1 trial (n = 60), a phase 2a trial (n = 120), and a phase 2b trial (n = 240). Each involved three randomized arms (Fig. 1). The probability of an imbalance in one treatment arm of ±10% (<23% or >43% when the C/C genotype frequency was assumed to be 33%2) was 31%, 18%, and 6% for the phase 1, 2a, and 2b trials, respectively, and the probability of an imbalance in one treatment arm of ±20% was 10%, 0.4%, and <0.01% for the phase 1, 2a, and 2b trials, respectively. We assumed a Caucasian population for this analysis; the inclusion of other ethnic groups would be expected to increase the risk of sampling error.2 We then modeled

the implications of such an imbalance for the primary outcome of viral load 上海皓元医药股份有限公司 reduction at week 4 in studies combining a direct antiviral agent with peg-IFN and RBV (Table 1). An imbalance in the IL-28B genotype of 10% to 20% could lead to differences in HCVRNA reduction of 0.2- to 0.5-log10 IU/mL between treatment arms due to peg-IFN alone. This has great relevance for dose-finding studies in which the dose-related antiviral potency must be weighed against toxicity. In the setting of more extreme mismatching (e.g., in a mixed-ethnicity cohort), confounding by IL-28B genotype might even affect the decision to advance a compound from proof of concept to the next stage of clinical development. Indeed, Anadys Pharmaceuticals recently reported an imbalance in the frequency of the C/C genotype that confounded the week 12 results of a phase 2 trial (the C/C genotype frequency was 21% in the active treatment arms and 56% in the control arm).

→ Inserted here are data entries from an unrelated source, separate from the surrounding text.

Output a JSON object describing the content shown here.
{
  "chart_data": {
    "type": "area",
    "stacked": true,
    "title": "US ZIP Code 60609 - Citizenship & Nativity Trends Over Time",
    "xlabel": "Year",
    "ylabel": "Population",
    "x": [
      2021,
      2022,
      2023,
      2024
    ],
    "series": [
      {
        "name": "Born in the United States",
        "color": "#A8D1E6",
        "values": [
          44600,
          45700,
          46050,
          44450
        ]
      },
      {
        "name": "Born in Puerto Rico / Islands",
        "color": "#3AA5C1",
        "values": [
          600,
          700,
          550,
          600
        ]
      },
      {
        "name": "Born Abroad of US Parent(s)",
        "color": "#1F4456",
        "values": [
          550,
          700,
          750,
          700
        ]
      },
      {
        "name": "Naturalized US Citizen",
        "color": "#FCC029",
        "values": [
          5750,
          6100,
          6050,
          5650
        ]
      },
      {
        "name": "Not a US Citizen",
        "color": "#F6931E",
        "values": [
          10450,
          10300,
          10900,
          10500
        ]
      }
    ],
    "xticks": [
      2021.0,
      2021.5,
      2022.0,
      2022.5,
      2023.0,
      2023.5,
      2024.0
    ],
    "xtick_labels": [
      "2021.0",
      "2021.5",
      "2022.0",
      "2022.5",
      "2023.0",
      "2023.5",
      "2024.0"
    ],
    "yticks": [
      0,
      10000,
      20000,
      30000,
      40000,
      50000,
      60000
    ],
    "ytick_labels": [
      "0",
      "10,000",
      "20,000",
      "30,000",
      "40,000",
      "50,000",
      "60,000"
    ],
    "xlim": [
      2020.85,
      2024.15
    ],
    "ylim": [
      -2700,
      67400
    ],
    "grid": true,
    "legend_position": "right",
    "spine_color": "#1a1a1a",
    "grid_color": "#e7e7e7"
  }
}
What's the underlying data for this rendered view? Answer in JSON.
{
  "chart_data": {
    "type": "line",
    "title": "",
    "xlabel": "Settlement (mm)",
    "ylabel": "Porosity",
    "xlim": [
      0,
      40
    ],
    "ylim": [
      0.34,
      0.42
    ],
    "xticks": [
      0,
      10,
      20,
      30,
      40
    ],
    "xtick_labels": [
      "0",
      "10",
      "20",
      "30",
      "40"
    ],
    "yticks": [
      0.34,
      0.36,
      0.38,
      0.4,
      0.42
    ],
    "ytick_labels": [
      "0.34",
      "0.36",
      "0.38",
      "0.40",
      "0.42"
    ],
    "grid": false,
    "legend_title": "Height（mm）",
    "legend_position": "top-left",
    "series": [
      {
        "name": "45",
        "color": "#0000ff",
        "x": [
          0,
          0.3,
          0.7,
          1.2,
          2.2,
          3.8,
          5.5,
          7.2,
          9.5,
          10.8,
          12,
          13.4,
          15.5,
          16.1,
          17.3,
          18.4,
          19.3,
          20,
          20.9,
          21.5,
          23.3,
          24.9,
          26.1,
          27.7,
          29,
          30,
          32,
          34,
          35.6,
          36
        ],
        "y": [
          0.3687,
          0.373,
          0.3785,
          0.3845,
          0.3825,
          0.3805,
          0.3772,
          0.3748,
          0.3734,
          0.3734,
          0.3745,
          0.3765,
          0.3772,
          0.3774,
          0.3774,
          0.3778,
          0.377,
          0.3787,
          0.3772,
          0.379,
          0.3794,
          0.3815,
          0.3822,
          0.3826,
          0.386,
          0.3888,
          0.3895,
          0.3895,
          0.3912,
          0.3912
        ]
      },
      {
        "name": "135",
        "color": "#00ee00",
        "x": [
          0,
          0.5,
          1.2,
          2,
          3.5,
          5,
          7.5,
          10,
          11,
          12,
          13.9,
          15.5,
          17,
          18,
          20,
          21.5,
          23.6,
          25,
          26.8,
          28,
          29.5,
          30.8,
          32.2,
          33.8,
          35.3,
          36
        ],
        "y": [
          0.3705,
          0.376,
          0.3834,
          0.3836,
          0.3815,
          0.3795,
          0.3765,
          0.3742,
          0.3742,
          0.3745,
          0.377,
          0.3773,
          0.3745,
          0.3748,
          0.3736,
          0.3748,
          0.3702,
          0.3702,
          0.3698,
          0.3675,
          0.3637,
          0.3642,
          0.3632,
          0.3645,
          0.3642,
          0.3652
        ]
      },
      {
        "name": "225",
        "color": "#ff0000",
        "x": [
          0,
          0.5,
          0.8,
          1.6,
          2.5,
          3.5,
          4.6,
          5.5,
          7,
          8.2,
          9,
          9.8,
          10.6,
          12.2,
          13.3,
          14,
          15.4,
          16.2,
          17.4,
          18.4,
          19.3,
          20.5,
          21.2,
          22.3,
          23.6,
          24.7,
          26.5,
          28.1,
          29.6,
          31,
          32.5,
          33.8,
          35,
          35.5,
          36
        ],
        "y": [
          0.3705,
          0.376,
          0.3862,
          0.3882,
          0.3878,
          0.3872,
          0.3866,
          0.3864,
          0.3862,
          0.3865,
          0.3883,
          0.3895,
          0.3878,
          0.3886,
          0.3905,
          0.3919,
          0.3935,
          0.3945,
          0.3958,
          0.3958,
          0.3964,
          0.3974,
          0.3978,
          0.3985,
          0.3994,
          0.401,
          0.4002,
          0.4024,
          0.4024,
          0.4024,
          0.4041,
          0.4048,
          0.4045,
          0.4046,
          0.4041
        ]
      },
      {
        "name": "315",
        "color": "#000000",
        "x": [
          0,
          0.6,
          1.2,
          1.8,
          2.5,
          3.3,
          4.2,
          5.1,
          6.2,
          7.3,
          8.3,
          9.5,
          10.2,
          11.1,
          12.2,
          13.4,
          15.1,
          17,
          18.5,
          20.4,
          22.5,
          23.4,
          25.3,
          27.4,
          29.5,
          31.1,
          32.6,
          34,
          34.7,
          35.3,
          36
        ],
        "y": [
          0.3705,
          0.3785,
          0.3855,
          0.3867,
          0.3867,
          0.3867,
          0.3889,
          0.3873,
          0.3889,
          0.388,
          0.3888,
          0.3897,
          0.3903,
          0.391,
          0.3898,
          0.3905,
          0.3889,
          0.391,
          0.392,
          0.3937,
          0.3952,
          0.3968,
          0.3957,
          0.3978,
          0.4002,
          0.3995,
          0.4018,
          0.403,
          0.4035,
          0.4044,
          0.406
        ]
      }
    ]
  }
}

The good-response genotype (C/C

The good-response genotype (C/C Dinaciclib rs12979860 or T/T rs8099917) was strongly

associated with an increased rate of sustained virological response despite the addition of a directly acting antiviral agent. This suggests that patient IL-28B genotype will remain relevant in the dawning era of specifically targeted antiviral therapy for hepatitis C virus because a combination with peg-IFN and RBV is required to restrict the development of antiviral resistance. It will, therefore, be important to consider IL-28B genotype in clinical development programs; because of the population frequency of the good-response IL-28B variant and its association with rapid viral decline during peg-IFN therapy,2 it is possible for small early-phase efficacy trials LY294002 purchase to be confounded by an imbalance in the IL-28B genotype across treatment arms. We statistically modeled the probability of an imbalance in the good-response IL-28B variant (C/C rs12979860) between treatment arms for three hypothetical situations: a phase

1 trial (n = 60), a phase 2a trial (n = 120), and a phase 2b trial (n = 240). Each involved three randomized arms (Fig. 1). The probability of an imbalance in one treatment arm of ±10% (<23% or >43% when the C/C genotype frequency was assumed to be 33%2) was 31%, 18%, and 6% for the phase 1, 2a, and 2b trials, respectively, and the probability of an imbalance in one treatment arm of ±20% was 10%, 0.4%, and <0.01% for the phase 1, 2a, and 2b trials, respectively. We assumed a Caucasian population for this analysis; the inclusion of other ethnic groups would be expected to increase the risk of sampling error.2 We then modeled

the implications of such an imbalance for the primary outcome of viral load MCE公司 reduction at week 4 in studies combining a direct antiviral agent with peg-IFN and RBV (Table 1). An imbalance in the IL-28B genotype of 10% to 20% could lead to differences in HCVRNA reduction of 0.2- to 0.5-log10 IU/mL between treatment arms due to peg-IFN alone. This has great relevance for dose-finding studies in which the dose-related antiviral potency must be weighed against toxicity. In the setting of more extreme mismatching (e.g., in a mixed-ethnicity cohort), confounding by IL-28B genotype might even affect the decision to advance a compound from proof of concept to the next stage of clinical development. Indeed, Anadys Pharmaceuticals recently reported an imbalance in the frequency of the C/C genotype that confounded the week 12 results of a phase 2 trial (the C/C genotype frequency was 21% in the active treatment arms and 56% in the control arm).